Step 2: Set type for metric fieldsedit

Metrics are fields that contain numeric measurements, as well as aggregations and/or down sampling values based off of those measurements. Annotate each metric with the correct metric type. The currently supported values are gauge, counter, and null.

Example of adding a metric type to a field:

- name: compactions_failed
  type: double
  metric_type: counter
  description: |
    Counter of TSM compactions by level that have failed due to error.

Some of the aggregation functions are not supported for certain metric_type values. In such a scenario, please revisit to see if the selection of metric_type you made is indeed correct for that field. If valid, please create an issue in elastic/elasticsearch explaining the use case.

Step 3: Update Kibana versionedit

Modify the kibana.version to at least 8.8.0 in the manifest.yml file of the package:

conditions:
 kibana.version: "^8.8.0"

Step 4: Enable time_series index modeedit

Add the changes to the manifest.yml file of the datastream as shown to enable the timeseries index mode:

elasticsearch:
  index_mode: "time_series"

Testingedit

  • If the number of dimensions is insufficient, we will have loss of data. Consider testing this using the TSDS migration test kit.
  • Verify the dashboard is rendering the data properly. If certain visualisation do not work, consider migrating to Lens. Remember that certain aggregation functions are not supported when a field has metric type counter, for example, avg(). Replace such aggregation functions with a supported aggregation type such as max() or min().

Best practicesedit

  • Use Lens as the preferred visualisation type.
  • Always assess the number of unique values the field that is selected to be a dimension would hold, especially if it is a numeric field. A field that holds millions of unique values may not be an ideal candidate for becoming a dimension field.
  • If the dimension field value length is very long (max limit is 1024B), consider transforming the value to hash value representation. Fingerprint processor can be used for this purpose.
  • In the field mapping files above each dimension field, add in-line comments stating the reason for selecting the field as a dimension field.
  • As part of TSDS migration testing, you may discover other errors which may be unrelated to TSDS migration. Keep the pull request for TSDS migration free from such changes. This helps in obtaining quick PR approval.

Troubleshootingedit

Dropped documentsedit

In the event that after enabling TSDS you notice that metrics data is being dropped from an index, the TSDS test migration kit can be used as a helpful debugging tool.

Conflicting field typeedit

Fields having conflicting field type will not be considered as dimension. Resolve the field type ambiguity before defining a field as dimension field.

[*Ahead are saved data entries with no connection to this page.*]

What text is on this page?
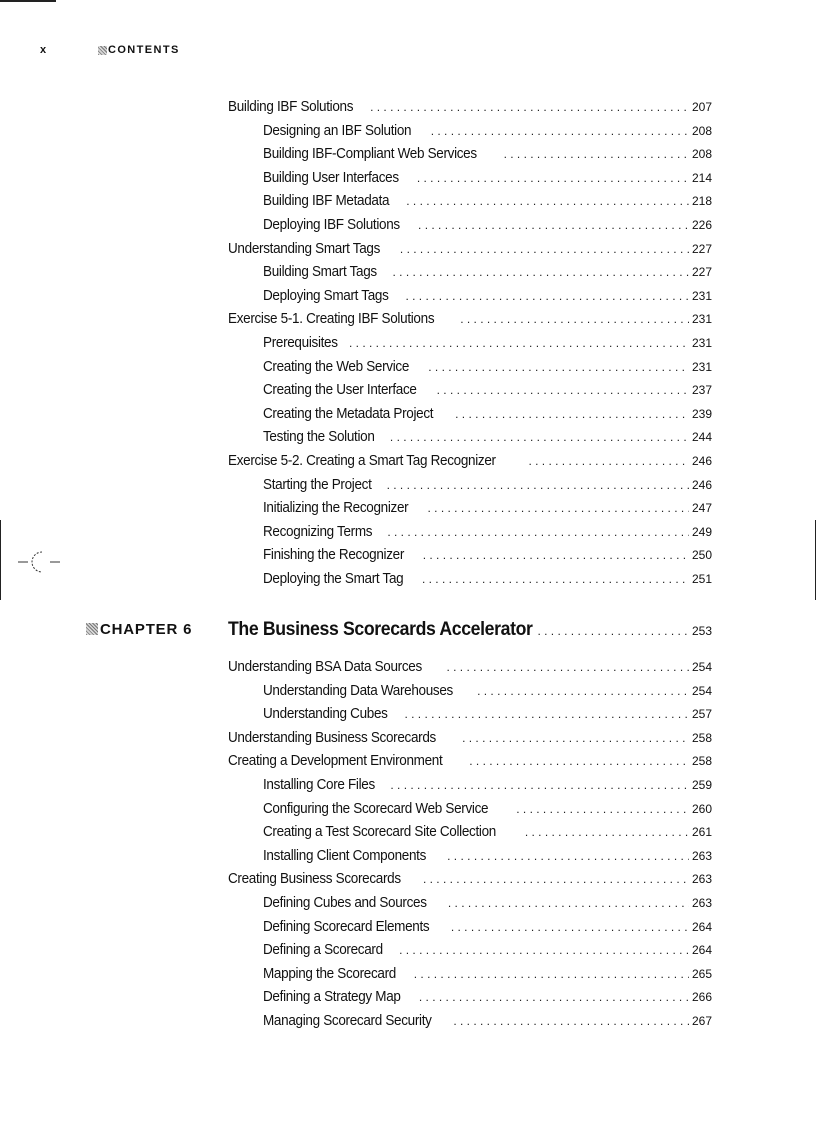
x	CONTENTS
Building IBF Solutions . . .	207
Designing an IBF Solution . . .	208
Building IBF-Compliant Web Services . . .	208
Building User Interfaces . . .	214
Building IBF Metadata . . .	218
Deploying IBF Solutions . . .	226
Understanding Smart Tags . . .	227
Building Smart Tags . . .	227
Deploying Smart Tags . . .	231
Exercise 5-1. Creating IBF Solutions . . .	231
Prerequisites . . .	231
Creating the Web Service . . .	231
Creating the User Interface . . .	237
Creating the Metadata Project . . .	239
Testing the Solution . . .	244
Exercise 5-2. Creating a Smart Tag Recognizer . . .	246
Starting the Project . . .	246
Initializing the Recognizer . . .	247
Recognizing Terms . . .	249
Finishing the Recognizer . . .	250
Deploying the Smart Tag . . .	251
CHAPTER 6 The Business Scorecards Accelerator . . .	253
Understanding BSA Data Sources . . .	254
Understanding Data Warehouses . . .	254
Understanding Cubes . . .	257
Understanding Business Scorecards . . .	258
Creating a Development Environment . . .	258
Installing Core Files . . .	259
Configuring the Scorecard Web Service . . .	260
Creating a Test Scorecard Site Collection . . .	261
Installing Client Components . . .	263
Creating Business Scorecards . . .	263
Defining Cubes and Sources . . .	263
Defining Scorecard Elements . . .	264
Defining a Scorecard . . .	264
Mapping the Scorecard . . .	265
Defining a Strategy Map . . .	266
Managing Scorecard Security . . .	267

Identification of write indexedit

When mappings are modified for a datastream, index rollover happens and a new index is created under the datastream. Even if there exists a new index, the data continues to go to the old index until the timestamp matches index.time_series.start_time of the newly created index.

An enhancement request for Kibana is created to indicate the write index. Until then, refer to the index.time_series.start_time of indices and compare with the current time to identify the write index.

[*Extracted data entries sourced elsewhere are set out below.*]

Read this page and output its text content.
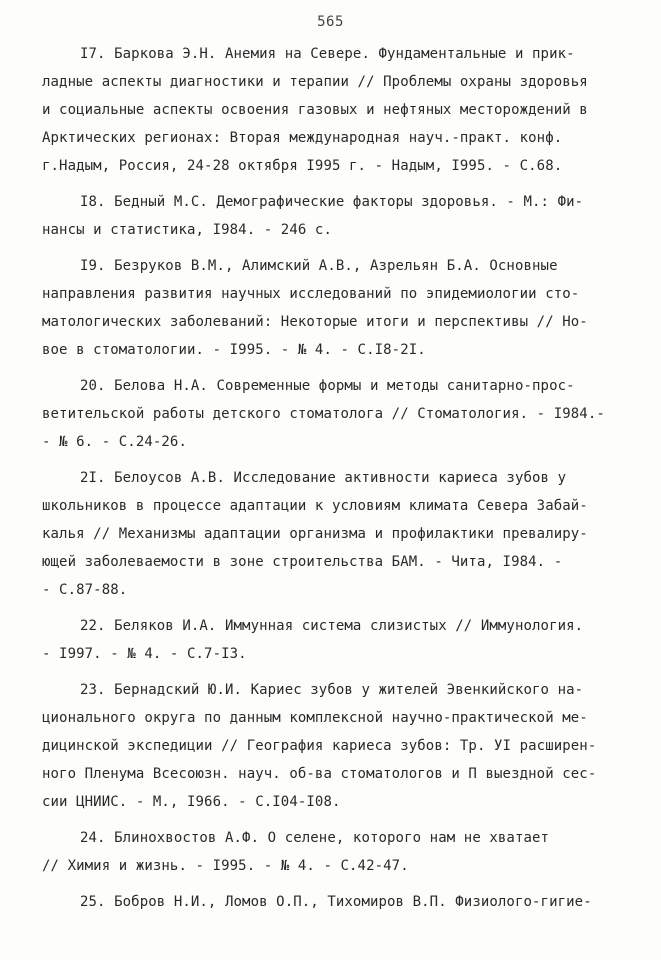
565
I7. Баркова Э.Н. Анемия на Севере. Фундаментальные и прик-
ладные аспекты диагностики и терапии // Проблемы охраны здоровья
и социальные аспекты освоения газовых и нефтяных месторождений в
Арктических регионах: Вторая международная науч.-практ. конф.
г.Надым, Россия, 24-28 октября I995 г. - Надым, I995. - С.68.
I8. Бедный М.С. Демографические факторы здоровья. - М.: Фи-
нансы и статистика, I984. - 246 с.
I9. Безруков В.М., Алимский А.В., Азрельян Б.А. Основные
направления развития научных исследований по эпидемиологии сто-
матологических заболеваний: Некоторые итоги и перспективы // Но-
вое в стоматологии. - I995. - № 4. - С.I8-2I.
20. Белова Н.А. Современные формы и методы санитарно-прос-
ветительской работы детского стоматолога // Стоматология. - I984.-
- № 6. - С.24-26.
2I. Белоусов А.В. Исследование активности кариеса зубов у
школьников в процессе адаптации к условиям климата Севера Забай-
калья // Механизмы адаптации организма и профилактики превалиру-
ющей заболеваемости в зоне строительства БАМ. - Чита, I984. -
- С.87-88.
22. Беляков И.А. Иммунная система слизистых // Иммунология.
- I997. - № 4. - С.7-I3.
23. Бернадский Ю.И. Кариес зубов у жителей Эвенкийского на-
ционального округа по данным комплексной научно-практической ме-
дицинской экспедиции // География кариеса зубов: Тр. УI расширен-
ного Пленума Всесоюзн. науч. об-ва стоматологов и П выездной сес-
сии ЦНИИС. - М., I966. - С.I04-I08.
24. Блинохвостов А.Ф. О селене, которого нам не хватает
// Химия и жизнь. - I995. - № 4. - С.42-47.
25. Бобров Н.И., Ломов О.П., Тихомиров В.П. Физиолого-гигие-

If you find this error (for reference, see integrations issue #7345 and elasticsearch PR #98518):

... (status=400): {"type":"illegal_argument_exception","reason":"the document timestamp [2023-08-07T00:00:00.000Z] is outside of ranges of currently writable indices [[2023-08-07T08:55:38.000Z,2023-08-07T12:55:38.000Z]]"}, dropping event!

Consider:

  1. Defining the look_ahead or look_back_time for each data stream. For example:

    elasticsearch:
      index_mode: "time_series"
      index_template:
        settings:
          index.look_ahead_time: "10h"

    Updating the package with this does not cause an automatic rollover on the data stream. You have to do that manually.

  2. Updating the timestamp of the document being rejected.
  3. Finding a fix to receive the document without a delay.